If I'd had a boy and a girl, I don't know how well this would work, but having two girls I have found to be the biggest saviour of my sanity. Playing with each other all the time they give me back my own time. Playing with each other all the time they have fights and learn how to get over the fights without me having to really think hard about teaching them social rules. Playing with each other they always have someone to bounce off their kid ideas, share their kid frustrations.
By the way, we also have two dogs. Having two dogs is a good idea like having two kids is a good idea. The two dogs play together so they are not bored when we're not home, when we take them to the park they fight with each other and strengthen their doggy-personalities. Some folks around here have "handbag dogs" (dogs that get carried around and think they are a human) and these dogs become really snappy and nasty - I always think that if only these dogs had another dog to practice being a dog with, they would not have such a superiority complex.

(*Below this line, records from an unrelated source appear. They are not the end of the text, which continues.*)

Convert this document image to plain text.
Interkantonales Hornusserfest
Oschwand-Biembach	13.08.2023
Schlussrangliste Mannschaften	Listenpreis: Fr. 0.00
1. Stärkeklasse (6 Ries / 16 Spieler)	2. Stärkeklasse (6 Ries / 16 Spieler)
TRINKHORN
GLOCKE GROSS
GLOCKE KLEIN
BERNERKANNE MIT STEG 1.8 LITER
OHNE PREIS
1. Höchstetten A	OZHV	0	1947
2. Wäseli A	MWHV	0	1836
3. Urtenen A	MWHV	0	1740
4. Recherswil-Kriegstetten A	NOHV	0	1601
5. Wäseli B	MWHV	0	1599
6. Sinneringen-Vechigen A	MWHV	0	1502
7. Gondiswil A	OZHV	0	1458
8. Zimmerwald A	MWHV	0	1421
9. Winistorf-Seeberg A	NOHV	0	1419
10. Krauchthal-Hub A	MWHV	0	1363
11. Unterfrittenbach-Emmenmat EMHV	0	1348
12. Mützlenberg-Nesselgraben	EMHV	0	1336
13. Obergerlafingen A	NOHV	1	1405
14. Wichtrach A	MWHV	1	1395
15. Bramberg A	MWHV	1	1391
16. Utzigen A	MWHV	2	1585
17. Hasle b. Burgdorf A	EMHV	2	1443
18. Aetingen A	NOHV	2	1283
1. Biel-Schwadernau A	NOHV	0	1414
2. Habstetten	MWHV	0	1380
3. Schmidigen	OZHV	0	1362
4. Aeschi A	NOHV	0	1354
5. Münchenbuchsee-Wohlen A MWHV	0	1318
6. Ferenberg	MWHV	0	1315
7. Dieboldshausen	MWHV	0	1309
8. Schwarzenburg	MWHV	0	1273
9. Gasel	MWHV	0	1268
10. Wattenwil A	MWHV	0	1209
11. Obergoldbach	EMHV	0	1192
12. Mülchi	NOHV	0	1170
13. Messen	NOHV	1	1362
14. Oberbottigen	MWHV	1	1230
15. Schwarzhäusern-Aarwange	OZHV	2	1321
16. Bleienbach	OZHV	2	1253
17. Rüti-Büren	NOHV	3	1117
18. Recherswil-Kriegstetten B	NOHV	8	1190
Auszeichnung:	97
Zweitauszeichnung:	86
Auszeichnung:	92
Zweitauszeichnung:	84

Anyway with kids, I'm glad that I had two - we have different problems to families who have more kids, or families who have one child. In my fantasy of motherhood I had more, but in our special circumstance (bicultural family travelling internationally pretty much every year) there is no way we could afford to live the lifestyle we lead. That said, if I were to have another one now, I would want to have TWO more and not one, because I wouldn't want the new one (who would be 9 years younger than my youngest) to be the odd one out. Now that I have witnessed the very good friendship my girls share, I would not want to make another child feel like the third wheel.
By the way, I was an only younger child (all my siblings are more than 11 years older than me) and so I guess my experiences / thoughts as a mother are coloured by this.